To the casual viewer, Cinema Paradiso can seem like a plodding film, but this pacing is almost necessary since it reflects the passing of the years for one individual. It has been 30 years since Toto left his hometown as a young man never to return. Now he gets a call from the mother he never talks to, with the message that Alfredo has passed away.
The memories become coming back from when he was a young boy in the post-war years. He had a knack for getting into trouble, falling asleep as an altar boy, and getting scolded by his mother. She was especially displeased with his obsession with the movies played at the local theater called Cinema Paradiso. It is there where Toto has his first encounters with the great legends of film, but also perhaps more importantly, the projectionist Alfredo. Initially, the middle-aged man finds the boy a nuisance but slowly a close bond forms between the two. Alfredo teaches little Toto the tricks of the trade and the movie hall flourishes with packed houses all the time. You see, it was the age when movies were a family affair, and the whole town showed up to be entertained. They were the perfect escape from disillusioned post-war years. However, there still is a local priest who censors all kissing in film because after all, that’s highly objectionable. Very racy indeed.
One such night a near fatal accident occurs when the projector overheats then burns the film setting the whole projection room ablaze. Toto barely pulls out Alfredo alive and he is permanently left without sight. From that day on his young prodigy takes over the job but never forgets his mentor and friend. The boy is soon turning into a man and it means young love and a stint in the army, and still Alfredo is around for him. He is always ready to give a bit of homespun wisdom from a movie or do a simple favor. However, finally on the advice of his old friend Toto left town and never returned in order to make something of his life.
Now he finally returns to pay his respects and the old has passed away. Some familiar faces still inhabit the town but the Cinema Paradiso is about to be demolished and the end of an era has arrived. The days of cinema halls are waning as videos and the like grow bigger. As a gift to his friend Alfredo left Toto (now Salvatore Di Vita) one last reel of film containing a montage of big screen kisses. It is less a lesson in Italian and American classics and more of a lesson in life. Our relationships matter. More on that later.

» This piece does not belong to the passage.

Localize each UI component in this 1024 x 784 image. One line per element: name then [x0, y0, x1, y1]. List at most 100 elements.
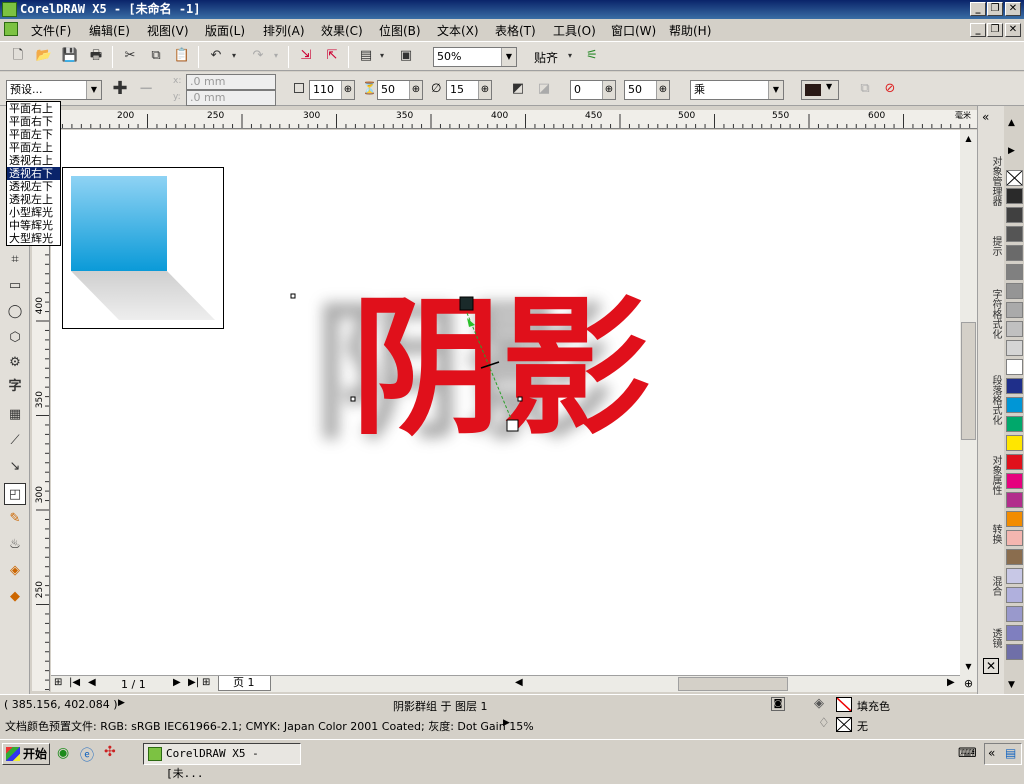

Cinema Paradiso made me crave watching films with a big audience because that is something modern moviegoers often do not experience. Movies were initially meant for the masses (ie. Sullivan’s Travels) and they were meant to be enjoyed in community with one another. That’s part of their magic I suppose.
This is also a highly sentimental, highly nostalgic look at film, but as I alluded to before, it is less about film and more about the people. I tried to recognize actors and films while I saw bits and pieces of old black and white footage, but then I realized it was arbitrary because the audience members are what really mattered. As Alfredo points out in one of his last chats with Toto, “Life isn’t like in the movies. Life…is much harder.” However, the reward of living life is great despite the risk involved, and so it is necessary to leave the movie theater, television, or your laptop behind at times. Life and the relationships that fill it are the most paramount of all and although nostalgia is wonderful there is something to be said for living in the present. That is some of what Cinema Paradiso teaches us and it is a message to take to heart.